Bulle & Bär
Anleger entdecken Uran

Kernkraft war für viele seit Tschernobyl ein Auslaufmodell. Angesichts hoher Energiepreise und des hohen Kohlendioxidausstoßes herkömmlicher Kraftwerke denken viele Länder und Anleger aber 20 Jahre nach dem Gau in der damaligen Sowjetunion um und entdecken die Atomenergie neu. Dabei haben sie gute Gründe.

FRANKFURT. Bisher provoziert das Stichwort Energieknappheit Antworten nach dem Muster: Wenn Öl knapp wird, muss man auf andere fossile Energieträger oder Bio-Sprit ausweichen. Wissenschaftler schlagen hier Alarm. Die Menschheit verbraucht immer mehr Energie, und das durch Verbrennungsprozesse freigesetzte Kohlendioxid heizt die Atmosphäre auf – mit dramatischen Folgen.

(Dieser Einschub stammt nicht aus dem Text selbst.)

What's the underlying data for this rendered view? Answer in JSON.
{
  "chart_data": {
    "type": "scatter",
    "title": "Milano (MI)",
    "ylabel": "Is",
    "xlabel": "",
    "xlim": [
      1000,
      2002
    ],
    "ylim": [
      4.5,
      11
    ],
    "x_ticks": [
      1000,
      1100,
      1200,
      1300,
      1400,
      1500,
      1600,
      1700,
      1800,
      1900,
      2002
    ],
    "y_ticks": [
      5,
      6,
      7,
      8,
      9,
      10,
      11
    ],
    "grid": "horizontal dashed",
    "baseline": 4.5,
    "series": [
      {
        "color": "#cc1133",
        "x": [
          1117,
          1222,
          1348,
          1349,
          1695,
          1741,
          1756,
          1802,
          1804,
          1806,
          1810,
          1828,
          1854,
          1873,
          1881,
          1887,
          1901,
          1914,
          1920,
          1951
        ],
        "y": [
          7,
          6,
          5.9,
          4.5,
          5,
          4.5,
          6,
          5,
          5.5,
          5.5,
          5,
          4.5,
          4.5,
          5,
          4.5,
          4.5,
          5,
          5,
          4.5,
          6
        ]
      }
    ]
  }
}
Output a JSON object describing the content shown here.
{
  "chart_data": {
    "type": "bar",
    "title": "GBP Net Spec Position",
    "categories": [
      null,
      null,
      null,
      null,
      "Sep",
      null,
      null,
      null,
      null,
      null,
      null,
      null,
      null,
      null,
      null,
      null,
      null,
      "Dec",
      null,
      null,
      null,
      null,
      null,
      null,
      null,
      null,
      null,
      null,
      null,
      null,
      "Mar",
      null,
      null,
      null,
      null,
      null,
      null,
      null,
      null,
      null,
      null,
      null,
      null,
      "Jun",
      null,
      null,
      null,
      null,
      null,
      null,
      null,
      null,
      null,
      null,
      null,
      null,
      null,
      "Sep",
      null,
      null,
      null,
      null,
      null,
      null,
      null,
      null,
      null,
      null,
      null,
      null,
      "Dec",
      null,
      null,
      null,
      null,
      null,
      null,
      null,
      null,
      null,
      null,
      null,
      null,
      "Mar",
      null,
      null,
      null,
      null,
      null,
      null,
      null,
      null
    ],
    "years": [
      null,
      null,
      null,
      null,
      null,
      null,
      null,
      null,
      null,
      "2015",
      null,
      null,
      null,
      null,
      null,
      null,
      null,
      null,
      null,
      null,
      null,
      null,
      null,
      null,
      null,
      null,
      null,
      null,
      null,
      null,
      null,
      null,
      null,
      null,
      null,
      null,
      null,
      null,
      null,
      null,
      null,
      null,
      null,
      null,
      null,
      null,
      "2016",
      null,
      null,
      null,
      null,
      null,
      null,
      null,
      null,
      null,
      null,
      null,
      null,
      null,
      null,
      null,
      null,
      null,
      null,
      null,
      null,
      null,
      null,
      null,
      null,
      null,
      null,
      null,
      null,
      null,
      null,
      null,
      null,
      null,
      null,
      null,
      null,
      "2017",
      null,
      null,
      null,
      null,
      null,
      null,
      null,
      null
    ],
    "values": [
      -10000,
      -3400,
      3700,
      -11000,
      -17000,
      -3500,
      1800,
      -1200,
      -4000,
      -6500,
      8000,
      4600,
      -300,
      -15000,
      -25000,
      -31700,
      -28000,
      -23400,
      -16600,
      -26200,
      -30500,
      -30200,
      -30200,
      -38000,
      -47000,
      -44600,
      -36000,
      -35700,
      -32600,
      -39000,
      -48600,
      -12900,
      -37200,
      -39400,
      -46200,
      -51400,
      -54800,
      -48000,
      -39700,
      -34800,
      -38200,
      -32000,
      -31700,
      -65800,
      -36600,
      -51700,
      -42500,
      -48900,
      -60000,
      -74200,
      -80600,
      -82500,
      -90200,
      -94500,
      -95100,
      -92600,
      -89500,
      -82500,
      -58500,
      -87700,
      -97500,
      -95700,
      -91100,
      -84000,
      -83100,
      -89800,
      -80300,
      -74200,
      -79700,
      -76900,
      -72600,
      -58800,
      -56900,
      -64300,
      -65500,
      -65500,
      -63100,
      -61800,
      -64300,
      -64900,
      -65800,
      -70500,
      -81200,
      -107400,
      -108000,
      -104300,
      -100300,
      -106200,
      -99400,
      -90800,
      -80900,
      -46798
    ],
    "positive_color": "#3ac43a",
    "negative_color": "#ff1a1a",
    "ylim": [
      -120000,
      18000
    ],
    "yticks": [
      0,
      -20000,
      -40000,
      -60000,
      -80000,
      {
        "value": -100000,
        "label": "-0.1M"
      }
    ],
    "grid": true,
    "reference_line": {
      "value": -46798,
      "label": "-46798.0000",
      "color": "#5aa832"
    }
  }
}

Der britische Klimaforscher James Lovelock schimpft an dieser Stelle über die Promotoren alternativer Energien. Ein Schwenk auf Bio-Sprit verschärfe sogar die Probleme: „Das ist eine der verrücktesten Ideen.“ Es sei zwar chic, sich für den aus Agrarrohstoffen wie Mais produzierten Motorenantreiber stark zu machen. Aber sogar die globale Landmasse reiche nicht für große Produktionsmengen. Und eine Ausweitung der Anbauflächen müsste das Ökosystem weiter zerstören, die globale Erwärmung noch beschleunigen.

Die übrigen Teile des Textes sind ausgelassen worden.